Uma política de cabelos e lama
Num dos seus mais desafiantes diálogos, Platão coloca um idoso Parménides, fundador da filosofia ocidental, em aceso debate com o jovem Sócrates sobre a questão de como pode haver relação entre a multiplicidade de coisas sensíveis aparentemente tão irrelevantes como cabelos ou lama e a unidade das ideias inteligíveis. Por analogia, é muito difícil acomodar a multiplicidade disparatada das decisões de Trump dentro dos requisitos conceptuais que permitem reconhecer a unidade de uma política. O assassínio do general iraniano Qassem Soleimani foi puro terrorismo de Estado. Mas ao serviço de que estratégia? Se admitirmos que Soleimani foi eliminado na mesma lógica com que Trump escreve os seus tweets noturnos ou da forma truculenta com que foi anunciada, e depois negada, a intenção de retirada completa das tropas norte-americanas do Iraque, teremos de nos conformar com aquilo que teimamos em não aceitar: o maior e mais sofisticado poderio militar do mundo está entregue à deriva de alguém que toma decisões, impulsiva e reativamente, em função da agenda eleitoral de novembro e do processo de impeachment em curso.

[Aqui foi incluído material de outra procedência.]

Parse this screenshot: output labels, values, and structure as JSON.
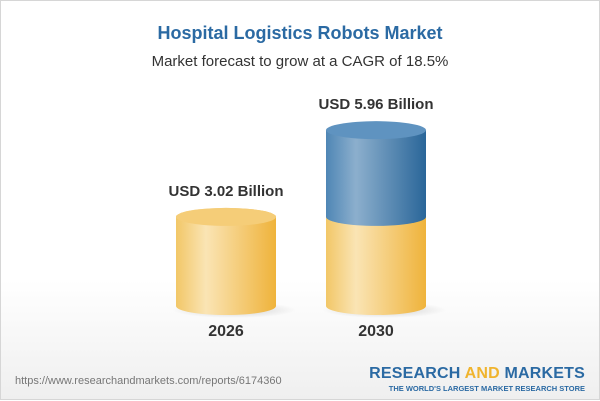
{
  "title": "Hospital Logistics Robots Market",
  "subtitle": "Market forecast to grow at a CAGR of 18.5%",
  "chart_data": {
    "type": "bar",
    "style": "3d-cylinder",
    "categories": [
      "2026",
      "2030"
    ],
    "values": [
      3.02,
      5.96
    ],
    "value_labels": [
      "USD 3.02 Billion",
      "USD 5.96 Billion"
    ],
    "unit": "USD Billion",
    "cagr": "18.5%",
    "colors": {
      "base": "#f3c35a",
      "growth": "#3f7bb0"
    }
  },
  "footer": {
    "url": "https://www.researchandmarkets.com/reports/6174360",
    "logo_part1": "RESEARCH ",
    "logo_part2": "AND",
    "logo_part3": " MARKETS",
    "tagline": "THE WORLD'S LARGEST MARKET RESEARCH STORE"
  }
}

O atual poder regional do Irão é inexplicável sem os erros dos anteriores locatários da Casa Branca. Sem disparar uma bala, Teerão alargou a sua esfera de influência à custa do sangue e do dinheiro norte-americanos. A decapitação da elite sunita laica de Saddam Hussein, em 2003, abriu o caminho para o atual Iraque xiita fiel ao Irão. A mistura de intervencionismo e hesitação ocidental na Síria reforçou o papel da elite xiita de Assad, num país de maioria sunita. A diabolização do Irão, uma constante na ação de Trump, parece ser a medíocre repetição da tendência para corrigir um erro com outro. Rasgando o acordo nuclear de Obama, suportado pelo diretório internacional, Trump transformou os EUA num peão da extrema-direita israelita e do cofre-forte do terrorismo internacional sunita, a Arábia Saudita. Por outro lado, a retaliação iraniana contra as bases norte-americanas, no dia 8, parece ter sido desenhada – já que os mísseis do Irão são dotados de sistemas de extrema acuidade balística – para confortar o ferido orgulho persa, sem causar baixas entre as tropas dos EUA, evitando um agravamento da situação. As declarações de Trump parecem alimentar a ideia de que os dois lados se inclinam para não saltarem demasiados degraus na íngreme escalada que oscila entre explosão e distensão. Mas perante a ausência de metas claras dos EUA e a complexidade dos atores não estaduais próximos de Teerão envolvidos, tudo pode ainda sair fora de controlo. Nesse caso, a Europa não passaria incólume perante a crise económica e humana, incluindo novas vagas de refugiados, que o previsível esmagamento bélico do Irão acarretaria. Quando a maior potência mundial se comporta como o grande perturbador global, parece inevitável que uma política de “cabelos e lama” projete uma inquietante sombra de sofrimento e destruição com proporções ainda impossíveis de aquilatar.